Scientists fear the experience of women is missing from too many drugs trials, fuelling inequalities in care and treatment.
Researchers at Aberdeen University believe trials failing to properly include women may have led to disparities in treatment and recovery rates between the sexes.
Dr Heidi Gardner, one of the team at the university’s Health Services Research Unit, points to evidence that shows women are less likely to survive lung cancer after chemotherapy treatment than men.
The doctor, a research fellow with Trial Forge working to make trials more efficient by researching methods, said: “It is interesting that women with lung cancer do not do as well as men. Is there evidence that not enough women were recruited to the drug trials for the oncology drugs, or is there not enough known about the participants in the trials?”
In an articles in the Journal Of Clinical Oncology, Gardner and her co-authors point to women responding differently to drug doses. “In a recent study of 27 drugs for example, all participants were administered a standard drug dose, but the absorption, distribution, metabolism and excretion of those drugs differed significantly between sexes.”
It adds that, despite consuming the same drug dose, the actions of the drugs once in the body varied, exposing females to higher concentrations of substances made or used when the body breaks down food, drugs or chemicals, for an extended period of time. This makes them more prone to experience adverse reactions and side-effects. Gardner and her colleagues say parallels can be drawn for healthcare.
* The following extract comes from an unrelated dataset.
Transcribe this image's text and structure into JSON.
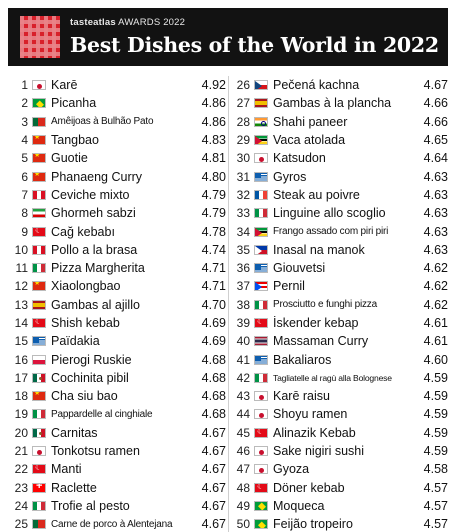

“Medical and scientific communities have tended to think of healthcare as a one-size-fits all endeavour, rather than recognise difference and tailor healthcare accordingly.
This is particularly evident when it comes to sex and gender.”
The Journal Of Clinical Oncology reported earlier this year that women have been historically under-represented in cancer clinical trials and excluding females in research is traced back to animal studies.
Gardner said initial drug research showed animal studies mainly had been conducted on male animals for fear the hormonal levels observed in females might “get in the way” and alter the results, or that including female animals would substantially increase costs.
Her comments follow those of Edinburgh cardiologists who say they struggle to get women to take part in research into recovery from heart attacks because family and caring commitments, coupled with work, make attending hospital for research scans extremely difficult.
Dr Anna Barton is carrying out research into how women and men respond to heart attacks in the weeks and months afterwards. A poorer recovery raises the risk of another heart attack. She said: “We need an equal number of women and men to examine how well each patient recovers from heart attack, but recruiting women is much more difficult.
“The feedback from women patients we ask is that they don’t have the time because caring duties, family responsibilities and work leave little time to attend the heart scans needed to gather the vital evidence and results.
“We need equal numbers of males and females to examine how each recover from these cardiac events but to date, and despite huge efforts to persuade women of the need to take part, 20% of those recruited are women.
“It is much less than we would have liked but is at least some female representation and better than many other studies into coronary artery disease.”
Carers UK reveals that women are more likely to take on caring roles. Almost 60% of the 6.5 million unpaid carers in the UK are women and they are also more likely to be on call for round-the-clock care, it reports.